Another possibility is a “treaty of the willing” outside of the UN altogether, excluding the like-minded countries. This approach has precedent. The 1997 Ottawa Treaty banning landmines was negotiated outside of the existing UN conference on landmines after a similar deadlock occurred. Despite the absence of major powers like the US, China and Russia, landmine casualties were reduced by 95% in under two decades after the treaty was ratified by an initial 40 states. Applied to plastics, a “treaty of the willing” would likely begin with around 120 supportive countries. Although it would exclude some of the world’s largest producers, it would still encompass the majority of consumer markets. “Those 120 countries represent major markets, so their actions would ultimately reshape the plastics economy, even without full UN backing,” says Ms Vojdovic at Common Seas.

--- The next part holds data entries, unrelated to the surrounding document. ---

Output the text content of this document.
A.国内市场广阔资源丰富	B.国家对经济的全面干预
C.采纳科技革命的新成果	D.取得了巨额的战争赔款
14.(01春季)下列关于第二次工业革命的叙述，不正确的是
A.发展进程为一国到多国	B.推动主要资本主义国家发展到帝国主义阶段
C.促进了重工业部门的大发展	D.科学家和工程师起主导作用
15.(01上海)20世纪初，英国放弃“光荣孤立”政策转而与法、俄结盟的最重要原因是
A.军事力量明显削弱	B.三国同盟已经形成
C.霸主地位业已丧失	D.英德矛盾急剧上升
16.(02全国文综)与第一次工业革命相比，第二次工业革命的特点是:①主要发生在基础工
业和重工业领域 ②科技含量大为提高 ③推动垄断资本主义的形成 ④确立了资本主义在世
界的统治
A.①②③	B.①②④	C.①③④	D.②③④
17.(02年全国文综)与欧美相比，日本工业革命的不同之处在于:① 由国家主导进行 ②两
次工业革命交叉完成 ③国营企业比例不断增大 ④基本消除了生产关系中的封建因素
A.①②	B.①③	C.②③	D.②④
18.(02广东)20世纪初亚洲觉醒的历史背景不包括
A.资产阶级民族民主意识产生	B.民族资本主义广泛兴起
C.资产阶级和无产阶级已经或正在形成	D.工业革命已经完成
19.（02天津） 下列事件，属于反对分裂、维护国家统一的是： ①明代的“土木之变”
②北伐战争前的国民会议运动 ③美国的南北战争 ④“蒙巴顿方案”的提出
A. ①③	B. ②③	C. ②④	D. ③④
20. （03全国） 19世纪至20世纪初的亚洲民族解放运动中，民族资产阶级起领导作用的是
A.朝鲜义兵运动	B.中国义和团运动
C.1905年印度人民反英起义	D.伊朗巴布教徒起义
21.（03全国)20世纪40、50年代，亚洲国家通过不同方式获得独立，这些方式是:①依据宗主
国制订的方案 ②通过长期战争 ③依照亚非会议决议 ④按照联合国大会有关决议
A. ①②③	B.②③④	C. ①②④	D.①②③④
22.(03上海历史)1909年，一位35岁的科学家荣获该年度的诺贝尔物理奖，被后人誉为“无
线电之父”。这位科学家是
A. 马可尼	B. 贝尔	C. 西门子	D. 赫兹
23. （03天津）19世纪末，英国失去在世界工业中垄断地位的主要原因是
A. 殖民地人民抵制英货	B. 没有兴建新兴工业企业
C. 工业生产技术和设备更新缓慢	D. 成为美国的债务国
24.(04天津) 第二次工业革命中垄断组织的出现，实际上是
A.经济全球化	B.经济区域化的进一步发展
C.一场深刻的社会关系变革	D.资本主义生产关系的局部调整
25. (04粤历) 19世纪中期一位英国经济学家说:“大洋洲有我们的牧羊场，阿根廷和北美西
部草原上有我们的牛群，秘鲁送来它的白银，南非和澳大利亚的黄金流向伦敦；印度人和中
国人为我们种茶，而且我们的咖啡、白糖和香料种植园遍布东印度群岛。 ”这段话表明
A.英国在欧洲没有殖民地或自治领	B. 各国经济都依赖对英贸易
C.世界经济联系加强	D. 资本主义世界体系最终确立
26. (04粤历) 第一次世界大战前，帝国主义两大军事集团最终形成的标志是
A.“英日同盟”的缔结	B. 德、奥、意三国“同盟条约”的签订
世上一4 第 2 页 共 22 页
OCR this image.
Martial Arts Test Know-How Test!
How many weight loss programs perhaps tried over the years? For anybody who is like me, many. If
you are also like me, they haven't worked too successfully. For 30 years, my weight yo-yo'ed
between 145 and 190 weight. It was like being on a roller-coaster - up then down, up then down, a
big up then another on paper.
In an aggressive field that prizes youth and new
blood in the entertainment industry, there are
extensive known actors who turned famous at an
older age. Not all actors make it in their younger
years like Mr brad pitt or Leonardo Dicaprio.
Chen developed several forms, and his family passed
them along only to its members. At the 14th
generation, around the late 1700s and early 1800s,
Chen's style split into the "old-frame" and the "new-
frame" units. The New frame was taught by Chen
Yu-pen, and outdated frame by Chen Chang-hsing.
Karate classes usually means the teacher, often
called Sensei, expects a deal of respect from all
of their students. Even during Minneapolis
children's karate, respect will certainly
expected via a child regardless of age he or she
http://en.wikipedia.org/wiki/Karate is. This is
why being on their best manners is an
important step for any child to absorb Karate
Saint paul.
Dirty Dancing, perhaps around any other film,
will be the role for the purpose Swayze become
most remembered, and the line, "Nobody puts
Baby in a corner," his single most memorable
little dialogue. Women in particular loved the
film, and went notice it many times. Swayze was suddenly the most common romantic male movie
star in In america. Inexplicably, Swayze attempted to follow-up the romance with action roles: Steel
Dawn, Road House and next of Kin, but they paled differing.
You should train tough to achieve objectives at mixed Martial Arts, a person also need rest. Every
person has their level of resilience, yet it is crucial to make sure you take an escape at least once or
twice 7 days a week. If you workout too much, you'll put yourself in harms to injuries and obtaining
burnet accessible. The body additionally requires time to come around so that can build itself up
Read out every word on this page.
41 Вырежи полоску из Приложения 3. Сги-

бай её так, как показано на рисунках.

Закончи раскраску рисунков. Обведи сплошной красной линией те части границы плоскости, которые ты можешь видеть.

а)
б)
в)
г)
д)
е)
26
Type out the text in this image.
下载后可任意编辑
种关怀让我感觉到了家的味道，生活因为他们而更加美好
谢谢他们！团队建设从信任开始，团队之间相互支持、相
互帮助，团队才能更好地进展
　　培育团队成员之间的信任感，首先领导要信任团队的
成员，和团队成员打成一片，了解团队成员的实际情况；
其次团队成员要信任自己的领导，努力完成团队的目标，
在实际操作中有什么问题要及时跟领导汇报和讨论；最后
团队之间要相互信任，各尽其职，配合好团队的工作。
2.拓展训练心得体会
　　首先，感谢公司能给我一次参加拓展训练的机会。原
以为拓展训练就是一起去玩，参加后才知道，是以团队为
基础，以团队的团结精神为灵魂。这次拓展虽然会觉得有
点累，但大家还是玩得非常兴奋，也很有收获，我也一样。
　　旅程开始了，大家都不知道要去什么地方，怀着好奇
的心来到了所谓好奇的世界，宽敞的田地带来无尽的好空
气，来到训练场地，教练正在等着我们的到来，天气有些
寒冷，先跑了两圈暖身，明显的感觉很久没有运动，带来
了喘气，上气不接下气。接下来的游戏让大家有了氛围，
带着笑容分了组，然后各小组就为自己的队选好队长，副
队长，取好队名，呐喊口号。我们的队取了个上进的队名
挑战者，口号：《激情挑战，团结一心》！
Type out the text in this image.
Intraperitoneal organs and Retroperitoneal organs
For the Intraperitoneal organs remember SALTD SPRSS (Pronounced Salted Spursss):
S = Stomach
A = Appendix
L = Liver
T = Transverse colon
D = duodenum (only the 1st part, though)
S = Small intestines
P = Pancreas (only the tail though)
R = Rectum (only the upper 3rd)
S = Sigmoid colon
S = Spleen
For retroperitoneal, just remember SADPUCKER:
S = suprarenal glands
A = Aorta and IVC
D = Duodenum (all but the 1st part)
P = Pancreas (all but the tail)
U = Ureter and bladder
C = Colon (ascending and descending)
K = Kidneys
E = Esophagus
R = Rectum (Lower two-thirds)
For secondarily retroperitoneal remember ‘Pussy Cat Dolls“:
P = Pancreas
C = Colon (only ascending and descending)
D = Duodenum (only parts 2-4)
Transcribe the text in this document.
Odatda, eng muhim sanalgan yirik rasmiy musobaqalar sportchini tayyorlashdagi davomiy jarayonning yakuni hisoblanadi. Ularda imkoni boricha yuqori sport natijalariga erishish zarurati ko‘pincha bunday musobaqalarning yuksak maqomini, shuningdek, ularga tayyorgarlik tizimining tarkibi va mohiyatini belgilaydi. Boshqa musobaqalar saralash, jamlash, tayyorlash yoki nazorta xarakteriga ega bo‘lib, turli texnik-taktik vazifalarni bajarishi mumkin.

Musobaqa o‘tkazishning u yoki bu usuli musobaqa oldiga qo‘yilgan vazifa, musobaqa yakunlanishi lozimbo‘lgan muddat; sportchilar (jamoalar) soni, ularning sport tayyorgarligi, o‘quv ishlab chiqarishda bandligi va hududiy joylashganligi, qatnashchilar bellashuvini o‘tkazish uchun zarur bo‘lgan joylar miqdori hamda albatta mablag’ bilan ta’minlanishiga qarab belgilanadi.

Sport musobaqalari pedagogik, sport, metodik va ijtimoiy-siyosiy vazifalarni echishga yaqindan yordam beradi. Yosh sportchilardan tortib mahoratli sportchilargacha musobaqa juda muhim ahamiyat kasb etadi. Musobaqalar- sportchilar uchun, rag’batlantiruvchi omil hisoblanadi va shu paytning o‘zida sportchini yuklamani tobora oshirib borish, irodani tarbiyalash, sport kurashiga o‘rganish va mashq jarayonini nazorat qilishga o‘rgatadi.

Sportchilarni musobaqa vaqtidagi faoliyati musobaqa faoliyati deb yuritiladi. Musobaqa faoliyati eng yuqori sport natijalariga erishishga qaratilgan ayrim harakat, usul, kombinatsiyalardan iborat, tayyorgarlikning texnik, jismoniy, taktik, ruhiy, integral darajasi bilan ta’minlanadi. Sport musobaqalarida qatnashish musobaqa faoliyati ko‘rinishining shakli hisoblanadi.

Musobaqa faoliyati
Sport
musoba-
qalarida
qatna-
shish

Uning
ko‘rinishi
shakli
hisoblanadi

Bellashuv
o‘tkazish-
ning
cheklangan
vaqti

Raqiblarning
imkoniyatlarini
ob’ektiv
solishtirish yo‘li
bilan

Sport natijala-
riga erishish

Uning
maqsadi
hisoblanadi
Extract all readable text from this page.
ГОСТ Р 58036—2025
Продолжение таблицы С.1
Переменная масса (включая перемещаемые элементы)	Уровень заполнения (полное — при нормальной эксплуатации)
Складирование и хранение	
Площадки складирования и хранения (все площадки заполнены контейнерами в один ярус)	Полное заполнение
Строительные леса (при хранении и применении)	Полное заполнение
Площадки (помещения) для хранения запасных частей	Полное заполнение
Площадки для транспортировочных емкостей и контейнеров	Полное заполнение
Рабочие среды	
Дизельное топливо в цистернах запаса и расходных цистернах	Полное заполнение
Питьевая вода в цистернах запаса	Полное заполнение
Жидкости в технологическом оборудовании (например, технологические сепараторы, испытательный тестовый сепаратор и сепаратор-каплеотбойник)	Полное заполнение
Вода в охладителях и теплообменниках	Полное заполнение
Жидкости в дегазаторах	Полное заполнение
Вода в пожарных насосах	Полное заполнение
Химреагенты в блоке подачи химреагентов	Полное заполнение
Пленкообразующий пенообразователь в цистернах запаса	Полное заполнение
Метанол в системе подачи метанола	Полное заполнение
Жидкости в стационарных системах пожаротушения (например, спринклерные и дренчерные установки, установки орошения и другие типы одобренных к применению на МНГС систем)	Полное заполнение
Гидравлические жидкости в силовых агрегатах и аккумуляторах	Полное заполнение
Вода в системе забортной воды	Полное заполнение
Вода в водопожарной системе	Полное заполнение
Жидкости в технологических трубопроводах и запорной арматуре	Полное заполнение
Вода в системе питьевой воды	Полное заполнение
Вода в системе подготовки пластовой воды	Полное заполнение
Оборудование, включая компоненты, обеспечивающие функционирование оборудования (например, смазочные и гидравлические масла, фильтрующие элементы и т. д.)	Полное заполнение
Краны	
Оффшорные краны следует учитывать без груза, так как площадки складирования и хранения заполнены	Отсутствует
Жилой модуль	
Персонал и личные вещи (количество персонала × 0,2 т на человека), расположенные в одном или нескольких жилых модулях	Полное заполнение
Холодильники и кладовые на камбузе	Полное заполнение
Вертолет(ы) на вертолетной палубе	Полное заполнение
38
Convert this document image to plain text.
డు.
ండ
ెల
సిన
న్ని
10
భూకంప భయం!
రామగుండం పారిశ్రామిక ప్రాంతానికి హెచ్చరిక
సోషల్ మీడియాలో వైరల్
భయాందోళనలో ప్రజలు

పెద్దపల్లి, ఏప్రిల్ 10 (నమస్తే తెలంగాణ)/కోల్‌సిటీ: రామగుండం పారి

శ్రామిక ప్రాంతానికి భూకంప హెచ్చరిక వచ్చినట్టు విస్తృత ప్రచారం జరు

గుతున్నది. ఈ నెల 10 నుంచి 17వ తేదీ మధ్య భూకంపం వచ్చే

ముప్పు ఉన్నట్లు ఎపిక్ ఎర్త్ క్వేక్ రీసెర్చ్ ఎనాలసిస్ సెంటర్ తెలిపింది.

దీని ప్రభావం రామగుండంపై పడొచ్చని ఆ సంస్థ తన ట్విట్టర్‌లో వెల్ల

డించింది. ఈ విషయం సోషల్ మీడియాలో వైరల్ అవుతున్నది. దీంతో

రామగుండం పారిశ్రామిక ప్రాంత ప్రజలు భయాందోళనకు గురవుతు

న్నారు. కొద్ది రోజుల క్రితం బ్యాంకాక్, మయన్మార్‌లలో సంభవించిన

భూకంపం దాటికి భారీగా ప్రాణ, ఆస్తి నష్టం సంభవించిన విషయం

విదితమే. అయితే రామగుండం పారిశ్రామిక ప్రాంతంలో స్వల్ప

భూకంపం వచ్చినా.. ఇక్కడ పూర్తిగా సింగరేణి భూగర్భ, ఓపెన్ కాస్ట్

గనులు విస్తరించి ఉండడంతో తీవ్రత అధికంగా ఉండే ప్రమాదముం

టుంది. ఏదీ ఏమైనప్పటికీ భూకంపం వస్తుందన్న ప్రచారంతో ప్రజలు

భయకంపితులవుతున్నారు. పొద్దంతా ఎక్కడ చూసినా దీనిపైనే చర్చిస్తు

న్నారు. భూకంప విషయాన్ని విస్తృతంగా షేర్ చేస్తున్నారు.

Market dynamics could support this approach. Companies producing for global supply chains would need to comply with ambitious standards in key markets, and some producers might be willing to align. For the first time, China signaled in Geneva a willingness to discuss chemicals and even limited production issues, marking a divergence from the petro-states. “This represents the first time China has opened up the scope of the treaty to include elements of production,” says Mr Azoulay at CIEL. “It shows their interests are not identical to those of the oil and gas producers. That’s an interesting opening for the future.”

A “consumers’ treaty” could create real momentum, even if incomplete. Over time, it could draw in powers like China, reshaping the global plastics economy from the outside in. In some cases, regulation may follow rather than lead, with market innovation setting new standards first. While a treaty is essential for global alignment, it is not a silver bullet. “No issue in the world has ever been solved only by a treaty,” warns Mr Azoulay.

Emerging leadership

The Geneva meeting was widely seen as rudderless. “We saw a ship with a general direction but no clear sense of how to get there,” recalls Mr Azoulay. Many countries left disappointed, voicing regret but also insisting on the need for a reset.

Despite the frustration, there is reason for cautious optimism in the fact that the HAC held firm, refusing to settle for a weak text. Science and public health evidence are gaining traction in the minds of delegates. The leadership of Small Island Developing States has also been inspiring. Facing disproportionate impacts due to plastics washing ashore and threatening their economies, they bring urgency and moral authority to the talks. “Despite often having extremely small delegations—St Lucia had only one delegate managing multiple contact groups at once—they made the most of their presence,” says Ms Vojdovic. Ongoing negotiations place heavy logistical and financial burdens on lower-income countries, both as delegates and hosts, only underscoring the need to achieve a resolution soon.

What unites all scenarios is the recognition that plastics cannot be managed without global rules. The question is not whether a treaty is needed, but if the high-ambition countries will change course in time. As science accelerates and markets evolve, the window for further action is closing, a fact that many at INC 5.2 recognised. “We are seeing encouraging things, because at least countries are not walking blindly towards the cliff,” says Mr Azoulay at CIEL. “They understand that something has to change. Will they have the courage to change it? We’ll see.”